Enter a description for the DNS server pool.

Status

Status of the transparent DNS proxy:

·     Available.

·     Unavailable. Please check the configuration.

Proxy port

Enter a proxy port number. If the destination port number of an incoming DNS request is the same as the proxy port number, the device performs the transparent DNS proxy on the DNS request.

Transparent DNS proxy

Enable or disable the transparent DNS proxy feature.

IPv6 proxy policies do not support this parameter.

Link protection

Enable or disable the link protection feature. This feature enables a transparent DNS proxy to select a DNS server based on the link bandwidth ratio.
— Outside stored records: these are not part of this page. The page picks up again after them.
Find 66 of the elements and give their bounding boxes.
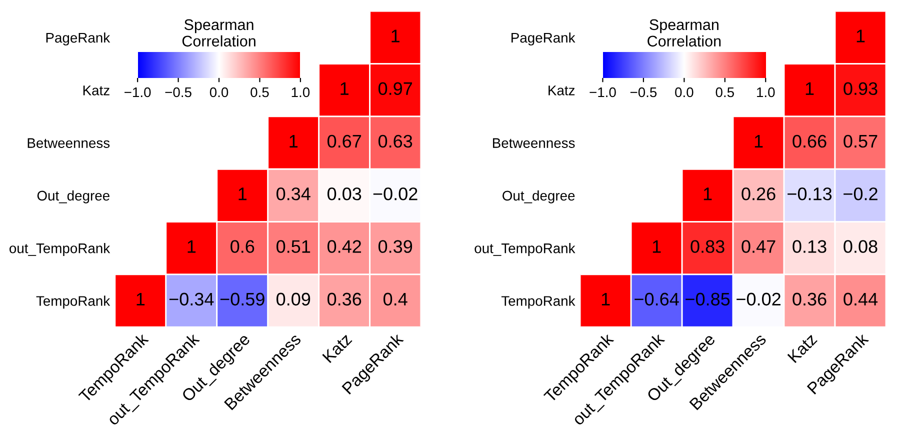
- data-label: 0.13: [792, 240, 826, 253]
- data-label: 0.44: [844, 292, 878, 306]
- data-label: 0.97: [378, 82, 412, 96]
- data-label: 0.26: [742, 188, 776, 200]
- data-label: −0.64: [634, 292, 679, 306]
- y-tick-label: TempoRank: [501, 296, 576, 309]
- data-label: −0.02: [373, 188, 418, 200]
- data-label: 1: [340, 82, 348, 95]
- y-tick-label: PageRank: [512, 32, 576, 46]
- data-label: 0.39: [378, 240, 412, 253]
- data-label: 0.08: [844, 240, 878, 253]
- y-tick-label: Katz: [548, 86, 575, 96]
- y-tick-label: Out_degree: [502, 190, 575, 204]
- y-tick-label: Betweenness: [28, 138, 110, 148]
- data-label: 1: [704, 188, 712, 200]
- data-label: −0.34: [169, 292, 214, 306]
- data-label: 0.47: [742, 240, 776, 253]
- data-label: 1: [238, 188, 247, 200]
- color-bar-label: 0.0: [675, 87, 694, 98]
- data-label: 0.67: [327, 134, 362, 148]
- data-label: 1: [602, 292, 610, 306]
- color-bar-label: 0.5: [716, 87, 734, 98]
- data-label: −0.85: [686, 292, 730, 306]
- data-label: 1: [652, 240, 661, 253]
- data-label: 1: [856, 30, 865, 42]
- color-bar-label: 0.0: [210, 87, 228, 98]
- color-bar-label: −1.0: [124, 87, 151, 98]
- data-label: −0.02: [736, 292, 780, 306]
- color-bar-label: 1.0: [292, 87, 310, 98]
- data-label: 0.09: [276, 292, 310, 306]
- y-tick-label: TempoRank: [36, 296, 110, 309]
- y-tick-label: out_TempoRank: [474, 243, 576, 256]
- color-bar-label: −0.5: [165, 87, 192, 98]
- data-label: 1: [136, 292, 145, 306]
- color-bar-title: Spearman Correlation: [182, 19, 256, 47]
- data-label: 0.51: [276, 240, 310, 253]
- data-label: 0.4: [383, 292, 408, 306]
- data-label: 0.34: [276, 188, 310, 200]
- y-tick-label: PageRank: [46, 32, 110, 46]
- data-label: −0.13: [788, 188, 832, 200]
- data-label: 1: [392, 30, 400, 42]
- data-label: −0.59: [220, 292, 264, 306]
- data-label: 0.57: [844, 134, 878, 148]
- data-label: 0.93: [844, 82, 878, 96]
- data-label: 1: [754, 135, 763, 148]
- data-label: 0.03: [327, 188, 362, 200]
- color-bar-label: −1.0: [590, 87, 616, 98]
- data-label: 1: [290, 135, 298, 148]
- y-tick-label: Katz: [83, 86, 110, 96]
- color-bar-title: Spearman Correlation: [648, 19, 721, 47]
- data-label: 0.6: [230, 240, 254, 253]
- data-label: 0.42: [327, 240, 362, 253]
- data-label: 1: [806, 82, 814, 95]
- data-label: 0.83: [690, 240, 724, 253]
- y-tick-label: Out_degree: [37, 190, 110, 204]
- color-bar-label: 1.0: [757, 87, 775, 98]
- data-label: 0.66: [792, 134, 826, 148]
- y-tick-label: Betweenness: [493, 138, 575, 148]
- data-label: 0.63: [378, 134, 412, 148]
- data-label: 1: [188, 240, 196, 253]
- color-bar-label: 0.5: [250, 87, 269, 98]
- y-tick-label: out_TempoRank: [10, 243, 110, 256]
- data-label: 0.36: [327, 292, 362, 306]
- color-bar-label: −0.5: [630, 87, 657, 98]
- data-label: −0.2: [844, 188, 878, 200]
- data-label: 0.36: [792, 292, 826, 306]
If the bandwidth ratio of a link is exceeded, the DNS server is not selected.

Session extension information synchronization

Enable or disable session extension information synchronization.

Sticky entry synchronization

Enable or disable sticky entry synchronization.

Sticky entry synchronization type

Select the sticky entry synchronization type:

·     Intra-group synchronization—Synchronizes sticky entries to the device in the same failover group.

·     Global synchronization—Synchronizes sticky entries to devices in all failover groups.

This function is available only when sticky entry synchronization is enabled.

Support for this function depends on the device model.

Class

Select an existing class or create a class. A created class can be viewed from Policies > Load Balancing > Link Load Balancing > DNS Proxy > Class.

Forwarding action

Select a forwarding action.

·     Load balance

·     Discard

·     Forward

·     Skip the transparent DNS proxy

ToS

Enter the ToS field value in IP packets sent to the DNS server.

DNS server pool

Select an existing DNS server pool or create a DNS server pool. The created class can be viewed from Policies > Load Balancing > Link Load Balancing > DNS Proxy > DNS Server Pool.

Sticky group

Select an existing sticky group or create a sticky group. The created sticky group can be viewed from Policies > Load Balancing > Common Configuration > Sticky Groups.

Only address-port sticky groups are supported.

Fallback action

Specify that the next rule is matched when a failure to find a DNS server occurs.

Busy action

Specify that the next rule is matched when all DNS servers are busy.

Insert before

Specify an existing proxy policy before which the new policy is inserted.